Australians are at risk as too many of our leaders abdicate responsibility for Covid to
The epidemic of indecision and timidity pouring out of the offices of premiers and the prime minister has turned Christmas into a game of chance for thousands of Australian families.
The comforting seasonal traditions of visiting relatives or having them over for gifts and good food are being disrupted by the will-they-or-won’t-they factor.
Will the Queensland/New South Wales border stay open? Why won’t governments reintroduce compulsory precautions against the further spread of Covid-19?
The loss of seasonal certainty is deeply felt in most communities.
But an even broader concern is the absence of firm management of this health crisis by some governments at the state and federal levels.
There has been an abdication of responsibility by those governments as they anxiously tend to their political base rather than the wider good. And this has been accompanied – in what history surely will record as a moment of brilliant public administration comedy – by demands that individual Australians take personal responsibility for virus outbreaks.
The expanding notion that no government is good government is a debate topic, not a response to a crisis. And it is easily converted into camouflage for incompetence.
Government leaders in various jurisdictions are offering what they see as gallant resistance to unpopular measures to contain viral spread. Their gallantry has bred chaos as Omicron sweeps through communities.
It’s not a surrender to Covid but to the politics of the pandemic, a kowtowing to the incoherent mob claiming their freedoms are being co-opted by health experts.

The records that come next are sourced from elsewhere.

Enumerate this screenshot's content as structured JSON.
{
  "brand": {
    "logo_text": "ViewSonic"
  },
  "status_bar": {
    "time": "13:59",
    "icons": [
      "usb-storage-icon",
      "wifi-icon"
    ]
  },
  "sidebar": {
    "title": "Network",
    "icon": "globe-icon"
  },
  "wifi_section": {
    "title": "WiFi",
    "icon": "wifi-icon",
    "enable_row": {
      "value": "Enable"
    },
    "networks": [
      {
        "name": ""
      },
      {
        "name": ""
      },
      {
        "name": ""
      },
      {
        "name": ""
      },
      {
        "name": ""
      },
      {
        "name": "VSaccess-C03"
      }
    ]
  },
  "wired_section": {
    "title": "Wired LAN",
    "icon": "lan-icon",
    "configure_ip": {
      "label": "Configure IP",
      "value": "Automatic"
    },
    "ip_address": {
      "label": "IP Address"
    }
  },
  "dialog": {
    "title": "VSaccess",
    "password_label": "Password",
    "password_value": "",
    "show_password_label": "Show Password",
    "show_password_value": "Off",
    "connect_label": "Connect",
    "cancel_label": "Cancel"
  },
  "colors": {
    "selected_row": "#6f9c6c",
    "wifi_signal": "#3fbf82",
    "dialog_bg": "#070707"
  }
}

There are also the more justifiable concerns of business, particularly small business, which has been pushed to the limits of survival in some instances by the fight against the disease. Of secondary consideration for some of these folk is the fact their customers can’t buy goods and services while in an ICU ward.
The examples of government defying global precedent on fighting Covid are stark.
In NSW, premier Dominic Perrottet has spent much of the past two months telling his voters what he will not do — a strange positioning for a government ostensibly dedicated to getting things done. While reintroducing mandatory QR code check-ins in hospitality and retail venues on Thursday, he sought endorsement from voters by so far resisting calls for the reintroduction of further government restrictions. It seems this was a sign of strength.
It was also a sign the premier appeared to be ignoring reality.
On Thursday NSW reported more than 5,700 Covid cases, and the queues to be tested are being matched in scale by the number of hospitalisations. The number of hospitalised Covid patients rose from 302 to 347 in 24 hours.
It is not that Australia has had a unique history with the virus, much as we might strut boastfully as we highlight our vaccination rates. Denmark had a splendid vaccination rate as well but is now back to closing public gathering places, from zoos to cinemas, in desperate attempts to forestall an Omicron takeover.
Tolerating Covid has not worked elsewhere. Doing little or nothing is a deadly strategy.
It’s a throwback to March 2020 when prime minister Scott Morrison declared – on Friday 13 – he was going to an NRL game the next day immediately after the announcement of advice to restrict large gatherings commencing the next Monday.
One gets a measure of Morrison’s grasp of the emergency and his political priority from his later justification for the proposed outing, which he then cancelled: “The game wasn’t that great to watch but you have got to be loyal to your team. Always.”
The emerging Australian commitment to inaction was road-tested by Britain’s Boris Johnson and arguably was a disaster.
Tougher restrictions are now in place in Britain as Johnson pays a political price for past laxity and hypocrisy. Downing Street is being portrayed in leaks as being party central while Britons elsewhere were ordered to isolate.
The widespread condemnation of lockdowns has also had its fans in other countries – until this latest wave of infections. Lockdowns are now in place in the Netherlands and are being considered essential elsewhere.
Apparently the need for booster shots came as a surprise to those in Australia in charge of distributing them, despite the rest of the world having talked through the issue for several weeks.
Israel is now considering a second booster shot – a fourth vaccination, while many Australians have been frustrated by supply and distribution issues in getting their third.
An attempt to placate the frustration came with assurances that there were plenty of doses in stock and about to be delivered. One epidemiologist replied the vaccines had to be in arms, not trucks.
The Covid pandemic is a major health emergency which is eroding faith in elected representatives, but less so in those states who have stood firm on unpopular measures.
The flinching by government has added to chaos and, more importantly, to the likelihood thousands more Australians will be incapacitated, or even killed, by the virus.